If you want the proper proof. Look at word docu. I took the effort to type it up. Your own fault if you dont want to look at it.

open it, i just did and i dont even know what you guys are talking about - dw its not a virus of any sort LOL

 

[random-1005]

lol stupid bird question causing so many issues

gotta revise my bionomial! seems like ive forgotten alot
for finding independent term do you do let Tk+1= independent?


sometimes i do it the lazy/easy way where you just find first like 3 terms and its usually in a patter and you just count from there.. but that wont work if its like ^3532423 or something

tk+1 = nCk (a)^k (b)^(n-k)

using exponent laws you will get it to some constant times a power of x, and you let the power be zero, give me a few minutes and ill put up the soln

 

[random-1005]

ok so we have (3x^2 +2x^-1) ^12

t k+1 = 12Ck * (3x^2)^k * (2x^-1)^12-k
= 12Ck * (3^k) * ( x^2k) * (2)^(12-k) *(x^(k-12))
= 12Ck * (x^(3k-12)) * (3^k) *(2)^(12-k)

set power of x to zero

therefore k=4

t5 = 12C4 * 3^4 * (2^8)

fairly straight foward method, just indice laws, raise a power to another power, multiply powers, when multiplying same base add the powers

also if they had something like "Show there is no independant term in the expansion of......." you would follow same procedure but you will find that k is not an integer when you set the power to zero.

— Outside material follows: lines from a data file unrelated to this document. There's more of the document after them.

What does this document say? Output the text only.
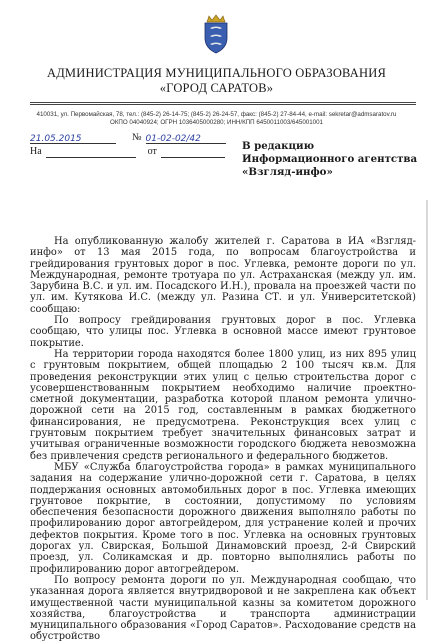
АДМИНИСТРАЦИЯ МУНИЦИПАЛЬНОГО ОБРАЗОВАНИЯ
«ГОРОД САРАТОВ»
410031, ул. Первомайская, 78, тел.: (845-2) 26-14-75; (845-2) 26-24-57, факс: (845-2) 27-84-44, e-mail: sekretar@admsaratov.ru
ОКПО 04040924; ОГРН 1036405000280; ИНН/КПП 6450011003/645001001
21.05.2015	№ 01-02-02/42
На	от	В редакцию
Информационного агентства
«Взгляд-инфо»

На опубликованную жалобу жителей г. Саратова в ИА «Взгляд-инфо» от 13 мая 2015 года, по вопросам благоустройства и грейдирования грунтовых дорог в пос. Углевка, ремонте дороги по ул. Международная, ремонте тротуара по ул. Астраханская (между ул. им. Зарубина В.С. и ул. им. Посадского И.Н.), провала на проезжей части по ул. им. Кутякова И.С. (между ул. Разина СТ. и ул. Университетской) сообщаю:

По вопросу грейдирования грунтовых дорог в пос. Углевка сообщаю, что улицы пос. Углевка в основной массе имеют грунтовое покрытие.

На территории города находятся более 1800 улиц, из них 895 улиц с грунтовым покрытием, общей площадью 2 100 тысяч кв.м. Для проведения реконструкции этих улиц с целью строительства дорог с усовершенствованным покрытием необходимо наличие проектно-сметной документации, разработка которой планом ремонта улично-дорожной сети на 2015 год, составленным в рамках бюджетного финансирования, не предусмотрена. Реконструкция всех улиц с грунтовым покрытием требует значительных финансовых затрат и учитывая ограниченные возможности городского бюджета невозможна без привлечения средств регионального и федерального бюджетов.

МБУ «Служба благоустройства города» в рамках муниципального задания на содержание улично-дорожной сети г. Саратова, в целях поддержания основных автомобильных дорог в пос. Углевка имеющих грунтовое покрытие, в состоянии, допустимому по условиям обеспечения безопасности дорожного движения выполняло работы по профилированию дорог автогрейдером, для устранение колей и прочих дефектов покрытия. Кроме того в пос. Углевка на основных грунтовых дорогах ул. Свирская, Большой Динамовский проезд, 2-й Свирский проезд, ул. Соликамская и др. повторно выполнялись работы по профилированию дорог автогрейдером.

По вопросу ремонта дороги по ул. Международная сообщаю, что указанная дорога является внутридворовой и не закреплена как объект имущественной части муниципальной казны за комитетом дорожного хозяйства, благоустройства и транспорта администрации муниципального образования «Город Саратов». Расходование средств на обустройство
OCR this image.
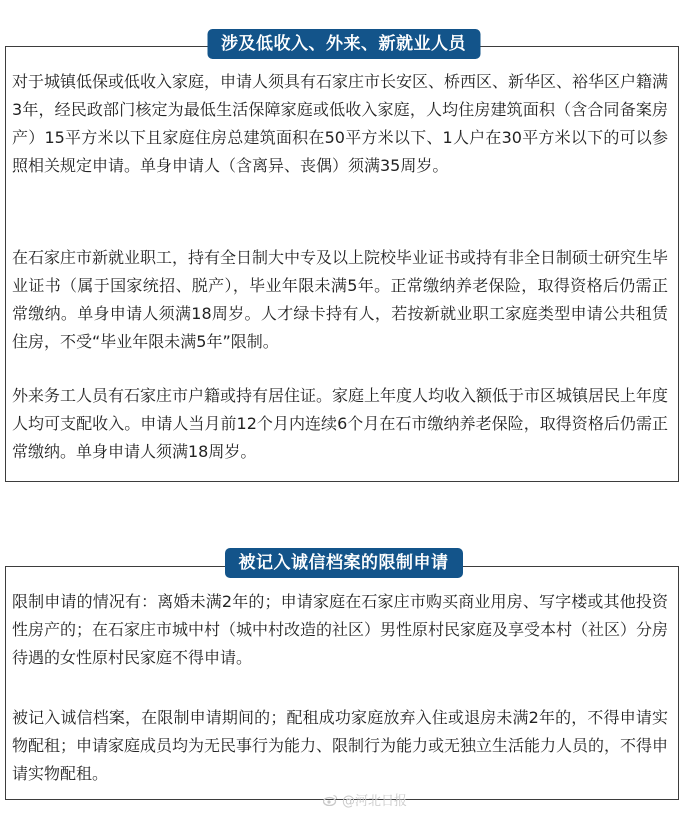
涉及低收入、外来、新就业人员

对于城镇低保或低收入家庭，申请人须具有石家庄市长安区、桥西区、新华区、裕华区户籍满3年，经民政部门核定为最低生活保障家庭或低收入家庭，人均住房建筑面积（含合同备案房产）15平方米以下且家庭住房总建筑面积在50平方米以下、1人户在30平方米以下的可以参照相关规定申请。单身申请人（含离异、丧偶）须满35周岁。

在石家庄市新就业职工，持有全日制大中专及以上院校毕业证书或持有非全日制硕士研究生毕业证书（属于国家统招、脱产），毕业年限未满5年。正常缴纳养老保险，取得资格后仍需正常缴纳。单身申请人须满18周岁。人才绿卡持有人，若按新就业职工家庭类型申请公共租赁住房，不受“毕业年限未满5年”限制。

外来务工人员有石家庄市户籍或持有居住证。家庭上年度人均收入额低于市区城镇居民上年度人均可支配收入。申请人当月前12个月内连续6个月在石市缴纳养老保险，取得资格后仍需正常缴纳。单身申请人须满18周岁。

被记入诚信档案的限制申请

限制申请的情况有：离婚未满2年的；申请家庭在石家庄市购买商业用房、写字楼或其他投资性房产的；在石家庄市城中村（城中村改造的社区）男性原村民家庭及享受本村（社区）分房待遇的女性原村民家庭不得申请。

被记入诚信档案，在限制申请期间的；配租成功家庭放弃入住或退房未满2年的，不得申请实物配租；申请家庭成员均为无民事行为能力、限制行为能力或无独立生活能力人员的，不得申请实物配租。

@河北日报
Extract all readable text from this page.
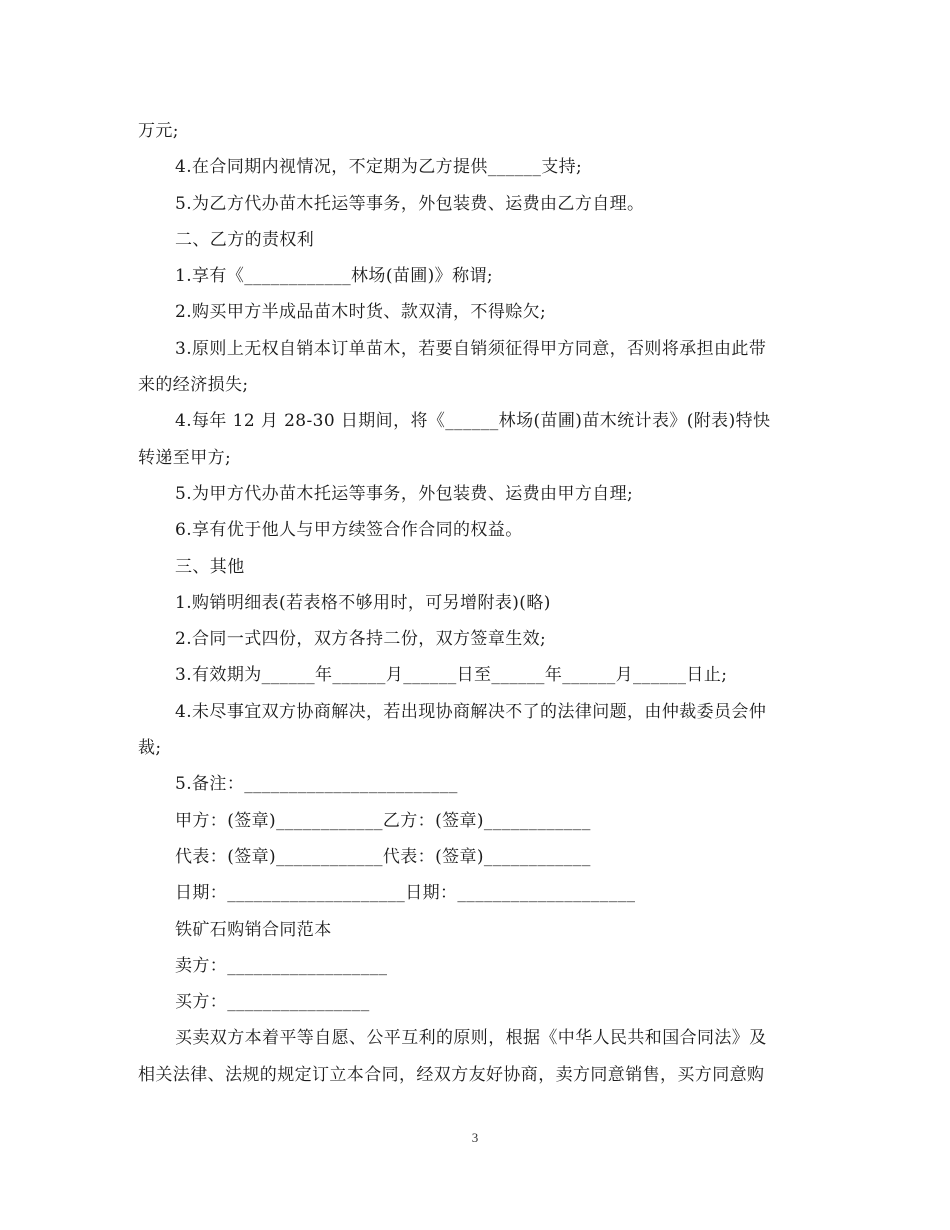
万元;
4.在合同期内视情况，不定期为乙方提供______支持;
5.为乙方代办苗木托运等事务，外包装费、运费由乙方自理。
二、乙方的责权利
1.享有《____________林场(苗圃)》称谓;
2.购买甲方半成品苗木时货、款双清，不得赊欠;
3.原则上无权自销本订单苗木，若要自销须征得甲方同意，否则将承担由此带
来的经济损失;
4.每年 12 月 28-30 日期间，将《______林场(苗圃)苗木统计表》(附表)特快
转递至甲方;
5.为甲方代办苗木托运等事务，外包装费、运费由甲方自理;
6.享有优于他人与甲方续签合作合同的权益。
三、其他
1.购销明细表(若表格不够用时，可另增附表)(略)
2.合同一式四份，双方各持二份，双方签章生效;
3.有效期为______年______月______日至______年______月______日止;
4.未尽事宜双方协商解决，若出现协商解决不了的法律问题，由仲裁委员会仲
裁;
5.备注：________________________
甲方：(签章)____________乙方：(签章)____________
代表：(签章)____________代表：(签章)____________
日期：____________________日期：____________________
铁矿石购销合同范本
卖方：__________________
买方：________________
买卖双方本着平等自愿、公平互利的原则，根据《中华人民共和国合同法》及
相关法律、法规的规定订立本合同，经双方友好协商，卖方同意销售，买方同意购
3
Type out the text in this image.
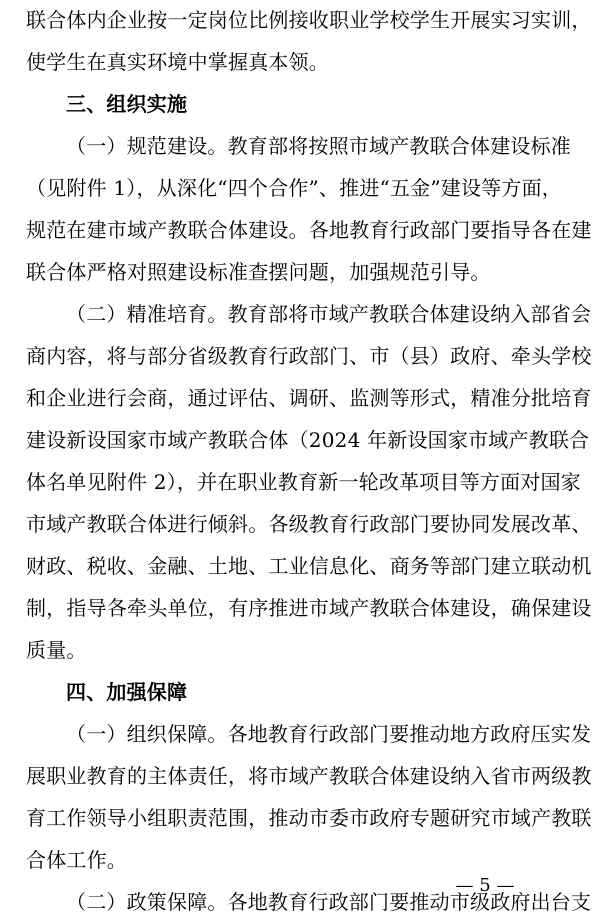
联合体内企业按一定岗位比例接收职业学校学生开展实习实训，
使学生在真实环境中掌握真本领。
三、组织实施
（一）规范建设。教育部将按照市域产教联合体建设标准
（见附件 1），从深化“四个合作”、推进“五金”建设等方面，
规范在建市域产教联合体建设。各地教育行政部门要指导各在建
联合体严格对照建设标准查摆问题，加强规范引导。
（二）精准培育。教育部将市域产教联合体建设纳入部省会
商内容，将与部分省级教育行政部门、市（县）政府、牵头学校
和企业进行会商，通过评估、调研、监测等形式，精准分批培育
建设新设国家市域产教联合体（2024 年新设国家市域产教联合
体名单见附件 2），并在职业教育新一轮改革项目等方面对国家
市域产教联合体进行倾斜。各级教育行政部门要协同发展改革、
财政、税收、金融、土地、工业信息化、商务等部门建立联动机
制，指导各牵头单位，有序推进市域产教联合体建设，确保建设
质量。
四、加强保障
（一）组织保障。各地教育行政部门要推动地方政府压实发
展职业教育的主体责任，将市域产教联合体建设纳入省市两级教
育工作领导小组职责范围，推动市委市政府专题研究市域产教联
合体工作。
（二）政策保障。各地教育行政部门要推动市级政府出台支
— 5 —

ANOTHER NOTE: if for example it was ( 3x^2 - 2/x)^12 you would have to be VERY careful with the negative sign and make sure you apply the power to the negative sign.

 

[undalay]

That's not true, considering those variables is necessary for the stone to meet the constraints. Which is the point i am trying to get at, i.e. the solutions you have in mind do not meet those constraints, therefore not answering the question at hand.

I don't open attachments here, post your work as a regular post please.

My mistake, I misinterpreted the question.

I interpreted the part "a stone is thrown so that it will hit a bird at the top of a pole." to be hitting the bird as it flies away. Rather than literally on top of the pole.